UN BON DEBUT
Une classe nommée « Starter », classe de troisième à l’intérieur du Lycée professionnel Guynemer, au centre de Grenoble, laboratoire expérimental depuis 2012, unique en France, en partenariat avec le Rectorat de Grenoble.
Une organisation cyclique de quatre semaines de classe, deux semaines de stage de découverte en milieu professionnel, de nouveau une semaine de classe et vacances, répétée quatre fois dans la période scolaire.
Ces élèves sont dits « décrocheurs » mais l’auteur du film Antoine Gentil, enseignant spécialisé, préfère d’autres nominations telles que :
- les endormis, les rêveurs, les mordillant leur gomme, les -encore au lit le lundi matin- les flâneurs à l’école buissonnière, les hyper-violents,
- les drop-out : sur les bancs, désengagés, décrochés de l’intérieur,
- les drop-in : car obligés d’être là,
- mais aussi les discrets, inadaptés, désengagés, sous-performant, peu intéressés, les dépressifs, avec des troubles du comportement,
- les ados aux conduites antisociales cachées.
En s’appuyant sur des années de pratiques pédagogiques auprès de structures comme l’Aide Sociale à l’Enfance, le milieu carcéral, les ITEP (Institut Thérapeutique, Educatif et Pédagogique) puis sur ce dispositif innovant nommé STARTER, Antoine Gentil nous livre une réflexion argumentée sur un sujet majeur de société : comment rattraper, au sein du système éducatif, les jeunes en difficulté, en rupture, en voie de déscolarisation ?
Le film révèle le désir de l’enseignant/auteur, en lien avec l’équipe éducative, d’éveiller/de réveiller le désir de savoir de ces jeunes, de les « réconcilier » avec l’Ecole.
Dans son métier, dit-il, « on ne sauve personne, on aide et on accompagne. Mais comprendre et expliquer les limites, le cadre, ça compte ».
La soirée fut l'occasion pour le public, attentif et curieux, d'avancer différentes questions portant notamment sur les circonstances et les conditions de mise en œuvre de ce dispositif.
Si Freud avança, en 1937, qu'éduquer faisait partie des trois métiers impossibles, son propos peut s'entendre notamment dans le fait que la dimension de l'idéal porté dans le champ éducatif ne peut que renvoyer l'éducateur à son impuissance.
Ici l'idéal poursuivi par Antoine gentil comporte le souci de nouer chez l'adolescent une nouvelle alliance entre le savoir et l'intime, entre l'universel et le singulier. Cette tâche prend notamment appui sur le lien fort qu'Antoine gentil et son équipe construisent avec chacun(e) de leurs élèves et dont le film montre bien la mise en œuvre.
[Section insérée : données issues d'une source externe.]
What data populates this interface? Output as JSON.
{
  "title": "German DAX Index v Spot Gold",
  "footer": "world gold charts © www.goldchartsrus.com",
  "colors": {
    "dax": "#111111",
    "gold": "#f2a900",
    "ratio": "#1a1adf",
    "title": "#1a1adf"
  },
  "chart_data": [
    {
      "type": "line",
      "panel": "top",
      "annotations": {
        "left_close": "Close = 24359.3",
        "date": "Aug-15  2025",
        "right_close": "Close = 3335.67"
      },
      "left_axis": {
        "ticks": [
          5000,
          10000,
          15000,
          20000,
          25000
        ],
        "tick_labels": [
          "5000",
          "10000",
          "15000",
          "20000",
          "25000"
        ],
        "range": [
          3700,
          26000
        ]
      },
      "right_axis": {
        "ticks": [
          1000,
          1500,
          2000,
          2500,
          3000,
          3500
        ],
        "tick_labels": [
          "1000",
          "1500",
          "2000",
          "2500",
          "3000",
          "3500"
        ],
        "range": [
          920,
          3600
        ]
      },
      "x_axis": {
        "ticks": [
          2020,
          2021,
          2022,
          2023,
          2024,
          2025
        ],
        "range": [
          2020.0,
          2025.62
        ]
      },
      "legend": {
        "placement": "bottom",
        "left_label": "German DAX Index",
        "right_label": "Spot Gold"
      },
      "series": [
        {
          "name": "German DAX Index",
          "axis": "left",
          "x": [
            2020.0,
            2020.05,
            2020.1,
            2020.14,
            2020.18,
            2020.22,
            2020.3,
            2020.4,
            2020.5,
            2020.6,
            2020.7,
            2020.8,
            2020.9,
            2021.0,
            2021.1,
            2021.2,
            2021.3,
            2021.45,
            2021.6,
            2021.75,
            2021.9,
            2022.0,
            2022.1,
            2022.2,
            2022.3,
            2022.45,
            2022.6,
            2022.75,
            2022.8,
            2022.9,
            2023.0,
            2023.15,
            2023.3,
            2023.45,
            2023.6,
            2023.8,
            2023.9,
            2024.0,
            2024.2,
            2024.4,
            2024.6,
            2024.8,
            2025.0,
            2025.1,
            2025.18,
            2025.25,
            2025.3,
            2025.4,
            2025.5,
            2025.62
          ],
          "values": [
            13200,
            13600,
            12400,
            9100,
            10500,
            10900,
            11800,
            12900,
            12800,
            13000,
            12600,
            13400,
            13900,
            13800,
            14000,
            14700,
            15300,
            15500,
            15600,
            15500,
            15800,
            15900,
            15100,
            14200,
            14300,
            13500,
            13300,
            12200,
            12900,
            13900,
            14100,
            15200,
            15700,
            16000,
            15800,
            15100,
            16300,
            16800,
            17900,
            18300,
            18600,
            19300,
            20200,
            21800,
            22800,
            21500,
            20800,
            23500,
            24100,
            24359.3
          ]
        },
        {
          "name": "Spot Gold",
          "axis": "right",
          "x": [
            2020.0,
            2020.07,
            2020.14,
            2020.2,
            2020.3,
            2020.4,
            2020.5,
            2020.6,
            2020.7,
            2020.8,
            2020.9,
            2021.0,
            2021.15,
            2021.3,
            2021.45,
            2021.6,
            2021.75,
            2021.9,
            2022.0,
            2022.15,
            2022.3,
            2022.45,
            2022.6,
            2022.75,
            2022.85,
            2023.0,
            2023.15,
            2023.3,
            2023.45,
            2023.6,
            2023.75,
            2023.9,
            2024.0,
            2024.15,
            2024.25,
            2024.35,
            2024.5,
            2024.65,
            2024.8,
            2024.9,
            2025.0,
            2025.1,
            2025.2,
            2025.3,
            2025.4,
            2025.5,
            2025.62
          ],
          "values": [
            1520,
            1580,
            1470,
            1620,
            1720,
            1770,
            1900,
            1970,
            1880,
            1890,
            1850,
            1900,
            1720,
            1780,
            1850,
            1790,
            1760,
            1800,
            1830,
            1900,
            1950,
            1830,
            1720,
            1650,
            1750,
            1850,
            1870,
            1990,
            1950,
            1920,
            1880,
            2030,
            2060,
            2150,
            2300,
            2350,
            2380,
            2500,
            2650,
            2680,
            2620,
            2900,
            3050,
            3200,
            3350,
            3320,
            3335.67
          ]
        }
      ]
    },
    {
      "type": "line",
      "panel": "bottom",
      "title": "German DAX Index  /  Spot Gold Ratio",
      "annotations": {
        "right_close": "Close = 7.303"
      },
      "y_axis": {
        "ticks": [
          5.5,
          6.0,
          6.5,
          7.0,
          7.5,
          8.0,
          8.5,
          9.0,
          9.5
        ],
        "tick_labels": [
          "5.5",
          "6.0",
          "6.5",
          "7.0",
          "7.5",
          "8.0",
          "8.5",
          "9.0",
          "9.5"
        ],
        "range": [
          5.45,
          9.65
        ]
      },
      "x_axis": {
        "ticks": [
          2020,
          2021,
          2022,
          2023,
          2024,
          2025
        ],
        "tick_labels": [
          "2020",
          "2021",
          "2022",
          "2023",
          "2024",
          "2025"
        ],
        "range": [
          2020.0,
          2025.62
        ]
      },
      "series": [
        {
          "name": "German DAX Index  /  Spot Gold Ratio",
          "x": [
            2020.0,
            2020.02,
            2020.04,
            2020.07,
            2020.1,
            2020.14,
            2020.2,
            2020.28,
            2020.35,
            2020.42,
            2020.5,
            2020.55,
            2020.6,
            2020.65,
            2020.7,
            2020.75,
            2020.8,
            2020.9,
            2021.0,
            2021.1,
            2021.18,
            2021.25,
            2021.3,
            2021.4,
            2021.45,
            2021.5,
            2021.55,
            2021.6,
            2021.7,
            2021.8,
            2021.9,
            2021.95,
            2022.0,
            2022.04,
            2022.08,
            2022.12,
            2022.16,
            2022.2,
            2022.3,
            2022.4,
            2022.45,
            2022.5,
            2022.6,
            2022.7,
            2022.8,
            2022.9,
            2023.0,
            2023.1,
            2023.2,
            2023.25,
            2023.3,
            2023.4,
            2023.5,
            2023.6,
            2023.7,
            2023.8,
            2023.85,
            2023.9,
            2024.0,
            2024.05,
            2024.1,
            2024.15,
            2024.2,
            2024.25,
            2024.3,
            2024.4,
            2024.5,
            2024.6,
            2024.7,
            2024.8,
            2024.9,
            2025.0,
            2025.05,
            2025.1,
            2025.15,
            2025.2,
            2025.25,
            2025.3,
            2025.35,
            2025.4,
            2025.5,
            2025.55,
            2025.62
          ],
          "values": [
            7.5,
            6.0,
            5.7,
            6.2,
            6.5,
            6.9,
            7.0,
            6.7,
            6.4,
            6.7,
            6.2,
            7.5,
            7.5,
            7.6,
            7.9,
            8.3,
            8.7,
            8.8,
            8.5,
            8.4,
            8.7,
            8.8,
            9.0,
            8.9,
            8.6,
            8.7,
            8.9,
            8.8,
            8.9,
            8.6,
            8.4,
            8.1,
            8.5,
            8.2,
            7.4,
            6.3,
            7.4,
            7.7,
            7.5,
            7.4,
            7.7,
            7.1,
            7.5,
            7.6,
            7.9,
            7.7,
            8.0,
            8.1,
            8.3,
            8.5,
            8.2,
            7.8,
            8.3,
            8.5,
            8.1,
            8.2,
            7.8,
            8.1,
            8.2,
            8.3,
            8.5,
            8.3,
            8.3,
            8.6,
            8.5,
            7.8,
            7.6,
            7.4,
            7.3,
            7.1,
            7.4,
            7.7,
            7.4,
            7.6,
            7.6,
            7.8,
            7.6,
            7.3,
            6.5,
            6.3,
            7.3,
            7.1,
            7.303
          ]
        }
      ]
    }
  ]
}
Ici, la solidité du cadre institutionnel, le souci des intervenants, la constitution du groupe classe sont, entre autres choses, des ressorts importants. Reste ce que chaque jeune "starter" saisira de l'opportunité qui lui fut offerte durant cette année et quelle suite ils et elles pourront ou non donner dans leur existence, à cette expérience d'une intensité particulière.
Cette dernière a permis à bon nombre de remettre à flot leurs parcours de vie, professionnelle ou familiale, jusque-là semblant dans un temps suspendu ou en crise.
Le film met aussi en lumière les "pièges" dans lesquels se perd une certaine jouissance, de rapprocher le sujet de l'énigme de son propre désir ou d'un certain savoir sur la logique de sa propre structure. S'interroge le champ de l'après ou du hors starter.
Un grand merci à Antoine Gentil et Christophe Delcourt d'avoir accepté notre invitation.